L'audace d'être nous-même. De ressentir par nous-mêmes et de discerner par nous-mêmes. Nous y sommes autorisés par Jésus quand il se montre ami des pécheurs et des gens de mauvaise vie. En étant libre, nous nous tromperons, il ne nous abandonnera pas pour autant, et donc Dieu non plus ne nous jettera pas à la poubelle. Mais nous ne sommes pas seulement autorisés à ressentir intensément et à réfléchir par nous-mêmes, nous en sommes rendus capables par Dieu, dans la mesure où nous sommes transformés par un profond renouvellement de nos tripes et de notre intelligence. C'est ce qu'annoncent unanimement Jean, Jésus et Paul. Bon. Mais où en sommes nous de cet utile « renouvellement » ? Nous en sommes au stade de l'enfance. Nous sommes déjà capables de bien des choses, mais avec encore une marge de progression. Bien sûr. Mais quand-même, il faut déjà oser être anticonformiste, et précisément, savoir l'être à bon escient, savoir l'être jusqu'où.

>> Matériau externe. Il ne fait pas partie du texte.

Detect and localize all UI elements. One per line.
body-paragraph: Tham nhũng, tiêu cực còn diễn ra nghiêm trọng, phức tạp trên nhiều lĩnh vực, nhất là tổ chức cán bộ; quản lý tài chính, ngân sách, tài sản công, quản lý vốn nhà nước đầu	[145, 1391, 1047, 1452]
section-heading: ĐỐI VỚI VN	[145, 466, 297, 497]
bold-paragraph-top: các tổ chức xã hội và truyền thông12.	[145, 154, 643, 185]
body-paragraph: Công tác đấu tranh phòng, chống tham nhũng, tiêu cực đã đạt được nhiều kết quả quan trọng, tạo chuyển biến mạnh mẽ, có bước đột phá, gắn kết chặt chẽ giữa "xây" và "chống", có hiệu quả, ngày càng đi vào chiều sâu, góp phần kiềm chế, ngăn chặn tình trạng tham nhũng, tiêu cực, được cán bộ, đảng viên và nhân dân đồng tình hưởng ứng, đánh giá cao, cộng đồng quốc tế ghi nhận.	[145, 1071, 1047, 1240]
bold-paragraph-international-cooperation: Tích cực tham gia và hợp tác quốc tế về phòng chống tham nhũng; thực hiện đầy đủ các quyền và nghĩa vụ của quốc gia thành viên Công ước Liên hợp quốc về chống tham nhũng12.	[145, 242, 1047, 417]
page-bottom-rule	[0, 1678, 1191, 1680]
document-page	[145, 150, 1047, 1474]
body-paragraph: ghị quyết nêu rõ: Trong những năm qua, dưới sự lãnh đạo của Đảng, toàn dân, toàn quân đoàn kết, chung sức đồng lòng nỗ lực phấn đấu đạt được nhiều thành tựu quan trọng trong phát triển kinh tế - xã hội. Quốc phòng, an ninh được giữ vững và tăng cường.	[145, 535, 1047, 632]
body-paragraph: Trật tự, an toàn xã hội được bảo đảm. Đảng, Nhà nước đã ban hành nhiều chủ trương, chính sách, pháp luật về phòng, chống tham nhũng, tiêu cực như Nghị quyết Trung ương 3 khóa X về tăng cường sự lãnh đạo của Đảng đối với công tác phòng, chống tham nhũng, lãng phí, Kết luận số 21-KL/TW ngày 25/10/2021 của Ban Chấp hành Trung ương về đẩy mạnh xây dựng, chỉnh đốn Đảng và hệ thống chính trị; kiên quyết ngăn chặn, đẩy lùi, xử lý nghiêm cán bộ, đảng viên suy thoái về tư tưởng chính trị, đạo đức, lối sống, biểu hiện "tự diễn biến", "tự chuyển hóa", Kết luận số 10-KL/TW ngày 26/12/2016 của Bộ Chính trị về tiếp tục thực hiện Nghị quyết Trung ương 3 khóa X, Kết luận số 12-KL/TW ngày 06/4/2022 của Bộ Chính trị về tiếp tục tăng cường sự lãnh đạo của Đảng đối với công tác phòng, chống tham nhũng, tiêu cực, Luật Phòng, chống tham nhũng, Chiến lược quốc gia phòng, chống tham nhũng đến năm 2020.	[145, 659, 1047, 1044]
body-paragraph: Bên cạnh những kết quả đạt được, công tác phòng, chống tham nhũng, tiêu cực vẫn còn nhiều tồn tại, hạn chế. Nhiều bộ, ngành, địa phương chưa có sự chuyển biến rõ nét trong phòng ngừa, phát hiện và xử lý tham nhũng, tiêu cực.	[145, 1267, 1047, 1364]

Car tous les anticonformismes ne sont pas géniaux. Celui qui joue au rebelle ou à l'original pour marquer sa différence participe aussi à l'atomisation de notre humanité. Il y a même peut-être pas plus conformiste que de rester ainsi sur la place publique, ne trouvant rien n'est plus important au monde que son propre cri, et son indignation devant l'indifférence des autres.

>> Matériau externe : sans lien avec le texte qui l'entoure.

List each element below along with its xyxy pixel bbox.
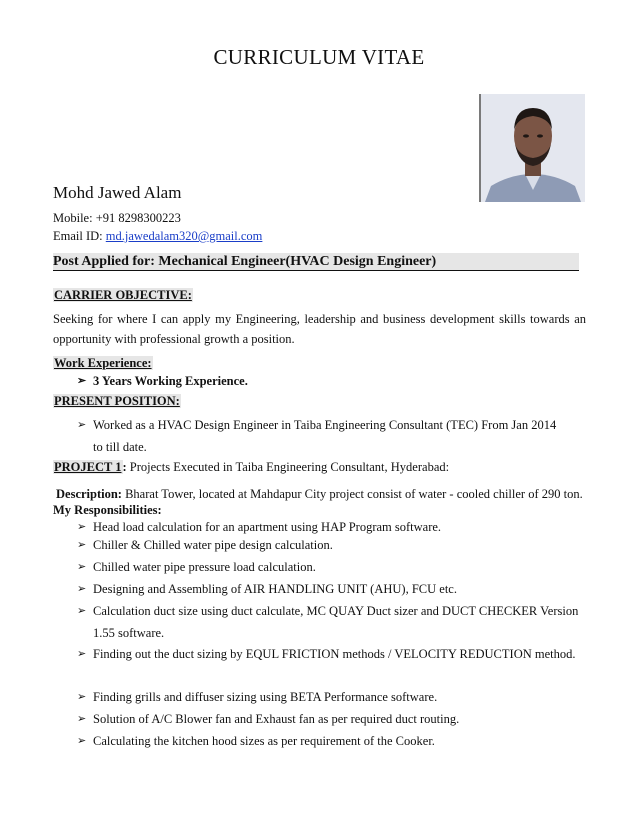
mobile-line <box>53 211 181 226</box>
candidate-name: Mohd Jawed Alam <box>53 183 182 202</box>
arrowhead-bullet-icon: ➢ <box>77 561 87 573</box>
list-item <box>77 708 585 730</box>
experience-heading <box>53 356 153 371</box>
project-line <box>53 460 449 475</box>
list-item-text: Head load calculation for an apartment using HAP Program software. <box>93 520 442 534</box>
present-heading <box>53 394 181 409</box>
mobile-label: Mobile: <box>53 211 93 225</box>
description-label: Description: <box>56 487 122 501</box>
arrowhead-bullet-icon: ➢ <box>77 419 87 431</box>
email-line <box>53 229 262 244</box>
objective-heading-text: CARRIER OBJECTIVE: <box>54 288 192 302</box>
experience-heading-text: Work Experience: <box>54 356 152 370</box>
list-item-text: Chiller & Chilled water pipe design calculation. <box>93 538 333 552</box>
list-item <box>77 578 585 600</box>
experience-item <box>77 370 585 392</box>
list-item-text: Designing and Assembling of AIR HANDLING UNIT (AHU), FCU etc. <box>93 582 457 596</box>
list-item-text: Calculation duct size using duct calculate, MC QUAY Duct sizer and DUCT CHECKER Version 1.55 software. <box>93 604 579 640</box>
list-item-text: Chilled water pipe pressure load calculation. <box>93 560 316 574</box>
profile-photo <box>479 94 585 202</box>
list-item <box>77 730 585 752</box>
list-item <box>77 600 585 644</box>
experience-item-text: 3 Years Working Experience. <box>93 374 248 388</box>
arrowhead-bullet-icon: ➢ <box>77 521 87 533</box>
description-line <box>56 487 583 502</box>
arrowhead-bullet-icon: ➢ <box>77 605 87 617</box>
arrowhead-bullet-icon: ➢ <box>77 583 87 595</box>
arrowhead-bullet-icon: ➢ <box>77 691 87 703</box>
present-item-text: Worked as a HVAC Design Engineer in Taiba Engineering Consultant (TEC) From Jan 2014 to till date. <box>93 418 557 454</box>
arrowhead-bullet-icon: ➢ <box>77 648 87 660</box>
profile-photo-image <box>481 94 585 202</box>
list-item-text: Calculating the kitchen hood sizes as per requirement of the Cooker. <box>93 734 435 748</box>
responsibilities-heading: My Responsibilities: <box>53 503 162 517</box>
list-item-text: Finding out the duct sizing by EQUL FRICTION methods / VELOCITY REDUCTION method. <box>93 647 576 661</box>
list-item <box>77 643 585 665</box>
present-heading-text: PRESENT POSITION: <box>54 394 180 408</box>
arrowhead-bullet-icon: ➢ <box>77 713 87 725</box>
project-colon: : <box>122 460 127 474</box>
description-text: Bharat Tower, located at Mahdapur City project consist of water - cooled chiller of 290 ton. <box>121 487 583 501</box>
project-text: Projects Executed in Taiba Engineering Consultant, Hyderabad: <box>126 460 450 474</box>
project-heading: PROJECT 1 <box>54 460 122 474</box>
email-link[interactable]: md.jawedalam320@gmail.com <box>105 229 263 243</box>
list-item-text: Finding grills and diffuser sizing using BETA Performance software. <box>93 690 438 704</box>
mobile-number: +91 8298300223 <box>95 211 181 225</box>
list-item <box>77 686 585 708</box>
list-item <box>77 534 585 556</box>
arrowhead-bullet-icon: ➢ <box>77 539 87 551</box>
list-item-text: Solution of A/C Blower fan and Exhaust fan as per required duct routing. <box>93 712 460 726</box>
arrowhead-bullet-icon: ➢ <box>77 735 87 747</box>
email-label: Email ID: <box>53 229 103 243</box>
objective-text: Seeking for where I can apply my Engineering, leadership and business development skills towards an opportunity with professional growth a position. <box>53 312 586 346</box>
objective-heading <box>53 288 193 303</box>
list-item <box>77 556 585 578</box>
arrowhead-bullet-icon: ➢ <box>77 375 87 387</box>
present-item <box>77 414 563 458</box>
post-applied-banner: Post Applied for: Mechanical Engineer(HVAC Design Engineer) <box>53 253 579 271</box>
document-title: CURRICULUM VITAE <box>213 45 425 69</box>
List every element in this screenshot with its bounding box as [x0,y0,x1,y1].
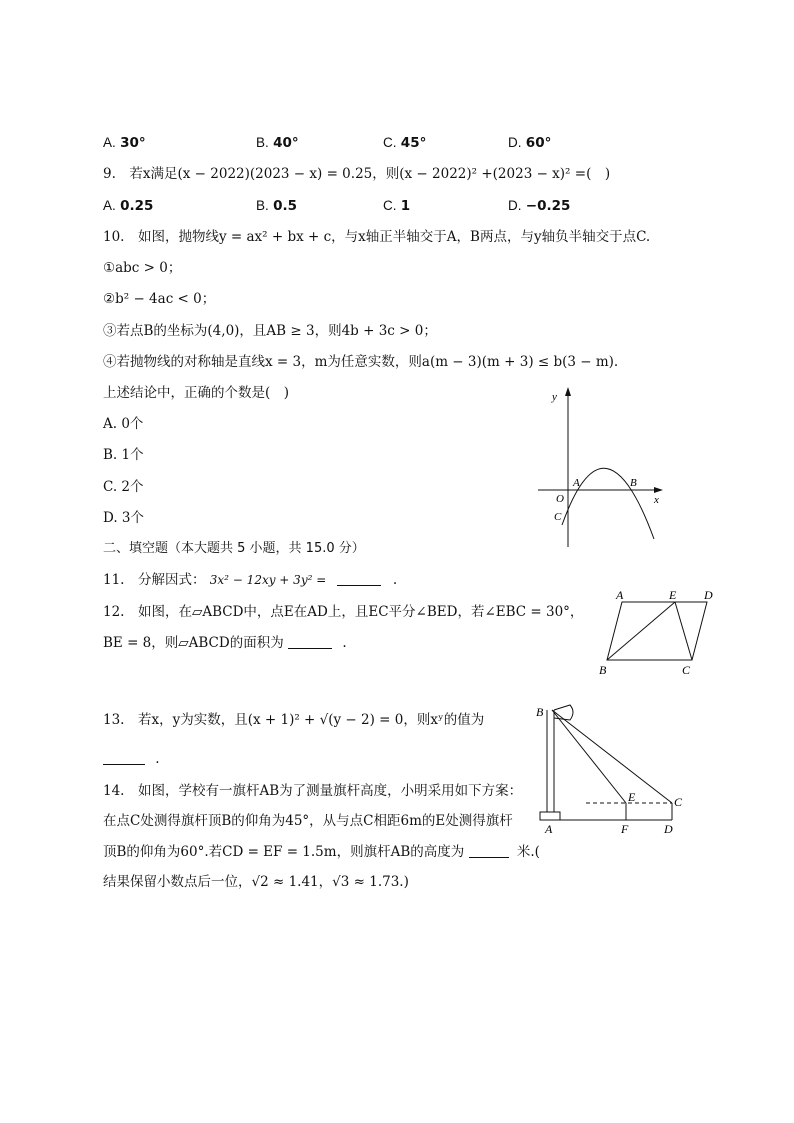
q10-statement-4: ④若抛物线的对称轴是直线x = 3，m为任意实数，则a(m − 3)(m + 3) ≤ b(3 − m). [103,354,619,370]
q11-answer-blank[interactable] [337,571,381,586]
q10-question: 上述结论中，正确的个数是( ) [103,385,290,401]
q13-line-2 [103,750,160,768]
point-e-label: E [628,790,636,804]
parallelogram-abcd [607,602,707,660]
q10-statement-1: ①abc > 0； [103,260,182,276]
q8-option-a-letter: A. [103,135,116,150]
q8-option-a-value: 30° [120,135,146,151]
q10-stem: 10. 如图，抛物线y = ax² + bx + c，与x轴正半轴交于A，B两点，与y轴负半轴交于点C. [103,229,651,245]
q12-line-1: 12. 如图，在▱ABCD中，点E在AD上，且EC平分∠BED，若∠EBC = 30°， [103,604,584,620]
q13-answer-blank[interactable] [103,750,145,765]
q9-stem: 9. 若x满足(x − 2022)(2023 − x) = 0.25，则(x − 2022)² +(2023 − x)² =( ) [103,166,611,182]
q14-line-4: 结果保留小数点后一位，√2 ≈ 1.41，√3 ≈ 1.73.) [103,874,409,890]
x-axis-label: x [654,494,659,506]
q8-option-d [508,134,551,152]
flag-icon [554,705,573,720]
q9-option-c [383,197,410,215]
q11-prefix: 11. 分解因式： [103,572,206,588]
q11-end: . [392,572,398,588]
segment-ec [675,602,692,660]
q11-expression: 3x² − 12xy + 3y² = [209,573,327,587]
q9-option-c-value: 1 [400,198,411,214]
q9-option-a-value: 0.25 [120,198,154,214]
q10-statement-2: ②b² − 4ac < 0； [103,291,216,307]
vertex-d-label: D [704,588,713,602]
point-b-label: B [536,705,544,719]
point-f-label: F [621,822,629,836]
y-axis-label: y [552,391,557,403]
vertex-a-label: A [616,588,624,602]
q8-option-b [256,134,299,152]
vertex-c-label: C [682,663,691,677]
x-axis-arrow [654,487,663,493]
point-d-label: D [664,822,673,836]
q8-option-d-value: 60° [525,135,552,151]
q10-statement-3: ③若点B的坐标为(4,0)，且AB ≥ 3，则4b + 3c > 0； [103,323,437,339]
q10-option-b: B. 1个 [103,447,144,463]
q13-end: . [155,751,160,767]
q8-option-c-value: 45° [400,135,427,151]
q8-option-c [383,134,426,152]
q9-option-c-letter: C. [383,198,397,213]
q14-line-3-text: 顶B的仰角为60°.若CD = EF = 1.5m，则旗杆AB的高度为 [103,844,465,860]
q10-parabola-figure [530,385,670,555]
q9-option-d [508,197,570,215]
q14-line-2: 在点C处测得旗杆顶B的仰角为45°，从与点C相距6m的E处测得旗杆 [103,813,513,829]
q10-option-c: C. 2个 [103,479,144,495]
q10-option-a: A. 0个 [103,416,144,432]
origin-label: O [556,493,564,505]
y-axis-arrow [565,387,571,396]
sightline-bc [552,710,672,803]
q14-line-3-unit: 米.( [516,844,540,860]
q12-parallelogram-figure [592,585,722,680]
section-title-fill-in: 二、填空题（本大题共 5 小题，共 15.0 分） [103,541,365,556]
segment-be [607,602,675,660]
q11 [103,571,397,589]
point-a-label: A [545,822,553,836]
q8-option-d-letter: D. [508,135,522,150]
q12-answer-blank[interactable] [288,634,332,649]
point-b-label: B [630,477,637,489]
q8-option-a [103,134,146,152]
q14-line-1: 14. 如图，学校有一旗杆AB为了测量旗杆高度，小明采用如下方案： [103,783,523,799]
q9-option-d-value: −0.25 [525,198,571,214]
q12-line-2-text: BE = 8，则▱ABCD的面积为 [103,635,284,651]
q14-answer-blank[interactable] [469,843,509,858]
q9-option-a [103,197,153,215]
point-a-label: A [573,477,580,489]
q8-option-b-letter: B. [256,135,269,150]
point-c-label: C [674,795,683,809]
point-c-label: C [554,511,562,523]
q12-line-2 [103,634,347,652]
q12-end: . [342,635,347,651]
q9-option-a-letter: A. [103,198,116,213]
q14-line-3 [103,843,540,861]
vertex-b-label: B [599,663,607,677]
q14-flagpole-figure [530,700,700,840]
q9-option-b-letter: B. [256,198,269,213]
flagpole-base [540,812,560,820]
q9-option-b-value: 0.5 [273,198,297,214]
q9-option-b [256,197,297,215]
q9-option-d-letter: D. [508,198,522,213]
q8-option-b-value: 40° [273,135,299,151]
sightline-be [552,710,626,803]
vertex-e-label: E [669,588,677,602]
q13-line-1: 13. 若x，y为实数，且(x + 1)² + √(y − 2) = 0，则xʸ的值为 [103,712,485,728]
q10-option-d: D. 3个 [103,510,145,526]
q8-option-c-letter: C. [383,135,397,150]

Ce n'est pas parce que l'on est original et que l'on est mal vu des autres que notre cri serait prophétique. Parfois, c'est juste n'importe quoi, juste du bruit.

Comment savoir ?

Après coup, comme le dit Jésus, on sait si notre geste était sage ou non, car la sagesse est révélée par la vie qu'elle fait naître et grandir, une vie bonne, agréable et parfaite. Mais sur le moment, comment savoir ? Quelle émotion est la bonne, quelle cause épouser parmi toutes les causes qui nous émeuvent ? Quelle action, quel geste ?

On fait au mieux, avec notre sincérité, avec notre conscience, et avec notre courage, sachant que nous pouvons nous tromper un peu ou beaucoup. Mais au moins nous pouvons nous donner les moyens d'essayer de voir clair, avec les utiles miroirs que nous aurons trouvés, avec notre intelligence et nos trippes.

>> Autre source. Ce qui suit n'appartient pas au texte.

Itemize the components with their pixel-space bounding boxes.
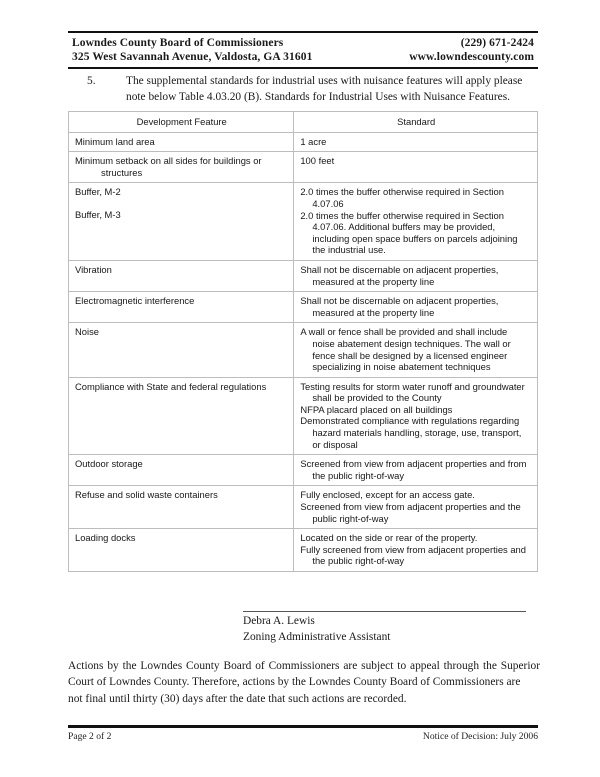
table-row [69, 529, 538, 572]
standard-text: Shall not be discernable on adjacent properties, measured at the property line [300, 263, 499, 287]
feature-text-buffer-m2: Buffer, M-2 [75, 186, 121, 198]
cell-standard [294, 183, 538, 261]
cell-feature [69, 183, 294, 261]
signer-title: Zoning Administrative Assistant [243, 630, 391, 643]
standard-text: 100 feet [300, 155, 335, 167]
standard-text: A wall or fence shall be provided and shall include noise abatement design techniques. The wall or fence shall be designed by a licensed engineer specializing in noise abatement techniques [300, 326, 511, 373]
page-number: Page 2 of 2 [68, 731, 112, 742]
feature-text: Vibration [75, 263, 112, 275]
cell-feature [69, 260, 294, 291]
signer-name: Debra A. Lewis [243, 615, 315, 627]
cell-feature [69, 132, 294, 152]
cell-feature [69, 486, 294, 529]
feature-text: Noise [75, 326, 99, 338]
standard-text: Screened from view from adjacent properties and from the public right-of-way [300, 458, 527, 481]
table-body [69, 132, 538, 571]
table-row [69, 292, 538, 323]
table-row [69, 260, 538, 291]
table-row [69, 323, 538, 377]
standard-text-buffer-m2: 2.0 times the buffer otherwise required in Section 4.07.06 [300, 186, 504, 209]
standard-text: Shall not be discernable on adjacent properties, measured at the property line [300, 295, 499, 318]
numbered-item-5 [68, 74, 538, 105]
item-number: 5. [87, 75, 96, 87]
appeal-notice-paragraph [68, 658, 540, 707]
feature-text: Refuse and solid waste containers [75, 489, 218, 501]
cell-feature [69, 529, 294, 572]
cell-feature [69, 377, 294, 455]
letterhead-line-2 [68, 50, 538, 64]
item-text-line-2: note below Table 4.03.20 (B). Standards for Industrial Uses with Nuisance Features. [126, 90, 510, 103]
cell-standard [294, 152, 538, 183]
standard-text-line-2: NFPA placard placed on all buildings [300, 403, 453, 415]
mailing-address: 325 West Savannah Avenue, Valdosta, GA 31601 [72, 51, 313, 63]
column-header-development-feature: Development Feature [69, 112, 294, 133]
table-row [69, 455, 538, 486]
table-row [69, 152, 538, 183]
table-head [69, 112, 538, 133]
cell-standard [294, 529, 538, 572]
letterhead [68, 31, 538, 69]
phone-number: (229) 671-2424 [460, 37, 534, 49]
feature-text: Loading docks [75, 532, 136, 544]
feature-line-1: Minimum setback on all sides for buildings or [75, 155, 262, 167]
cell-feature [69, 152, 294, 183]
standard-text-line-1: Located on the side or rear of the property. [300, 532, 478, 544]
cell-standard [294, 292, 538, 323]
cell-standard [294, 132, 538, 152]
organization-name: Lowndes County Board of Commissioners [72, 37, 284, 49]
column-header-standard: Standard [294, 112, 538, 133]
table-row [69, 377, 538, 455]
cell-standard [294, 455, 538, 486]
standard-text-buffer-m3: 2.0 times the buffer otherwise required in Section 4.07.06. Additional buffers may be provided, including open space buffers on parcels adjoining the industrial use. [300, 209, 518, 256]
feature-text: Electromagnetic interference [75, 295, 195, 307]
feature-text-buffer-m3: Buffer, M-3 [75, 208, 121, 220]
cell-feature [69, 323, 294, 377]
page-footer [68, 731, 538, 742]
table-header-row [69, 112, 538, 133]
item-text [126, 74, 538, 105]
footer-divider [68, 725, 538, 728]
table-row [69, 132, 538, 152]
spacer [75, 198, 288, 209]
table-row [69, 486, 538, 529]
standard-text-line-2: Screened from view from adjacent properties and the public right-of-way [300, 501, 521, 524]
industrial-standards-table [68, 111, 538, 572]
website-url[interactable]: www.lowndescounty.com [409, 51, 534, 63]
feature-line-2: structures [101, 166, 143, 178]
table-row [69, 183, 538, 261]
signature-block [243, 614, 390, 645]
cell-standard [294, 323, 538, 377]
feature-text [75, 155, 288, 178]
standard-text-line-2: Fully screened from view from adjacent properties and the public right-of-way [300, 543, 526, 567]
footer-notice: Notice of Decision: July 2006 [422, 731, 538, 742]
standard-text: 1 acre [300, 135, 327, 147]
standard-text-line-1: Testing results for storm water runoff and groundwater shall be provided to the County [300, 380, 525, 404]
cell-feature [69, 292, 294, 323]
cell-feature [69, 455, 294, 486]
signature-line [243, 611, 526, 612]
feature-text: Compliance with State and federal regulations [75, 380, 267, 392]
letterhead-line-1 [68, 36, 538, 50]
cell-standard [294, 377, 538, 455]
standard-text-line-3: Demonstrated compliance with regulations regarding hazard materials handling, storage, use, transport, or disposal [300, 415, 522, 450]
appeal-notice-text: Actions by the Lowndes County Board of Commissioners are subject to appeal through the Superior Court of Lowndes County. Therefore, actions by the Lowndes County Board of Commissioners are [68, 660, 540, 689]
feature-text: Outdoor storage [75, 458, 143, 470]
item-text-line-1: The supplemental standards for industrial uses with nuisance features will apply please [126, 75, 523, 87]
standard-text-line-1: Fully enclosed, except for an access gate. [300, 489, 475, 501]
cell-standard [294, 260, 538, 291]
cell-standard [294, 486, 538, 529]
appeal-notice-last-line: not final until thirty (30) days after the date that such actions are recorded. [68, 692, 407, 705]
feature-text: Minimum land area [75, 135, 155, 147]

Cette intelligence se travaille comme nous y encourage Jean-Baptiste, portant le deuil de nos insuffisances et nous en nous invitant à nous tourner vers Dieu pour qu'il nous donne de grandir. Cela se travaille aussi comme Jésus le fait à tout moment, prenant du recul, seul, dans la montagne pour prier et réfléchir. Et quand il y voit plus clair, il retourne vers les autres et il agit avec les autres, pour les autres.

Comme il peut. Librement.

Lecture de la Bible

Luc 7:31-35

A qui donc comparerai-je les humains de cette génération, et à qui ressemblent-ils?
32 Ils ressemblent aux enfants assis dans la place publique,
et qui, se parlant les uns aux autres, disent:
Nous vous avons joué de la flûte, et vous n’avez pas dansé;
nous vous avons chanté des complaintes, et vous n’avez pas pleuré.
33 Car Jean le Baptiste est venu,
ne mangeant pas de pain et ne buvant pas de vin,
et vous dites : Il a un démon.
34 Le Fils de l’homme est venu,
mangeant et buvant, et vous dites:
C’est un homme glouton et ivrogne,
un ami des collecteurs de taxe et des gens de mauvaise vie.
35 Mais la sagesse a été justifiée par tous ses enfants.

Romains 12:2

Ne vous conformez pas au siècle présent,
mais soyez transformés par le renouvellement de l’intelligence,
afin que vous discerniez vous-mêmes quelle est la volonté de Dieu :
ce qui est bon, agréable et parfait.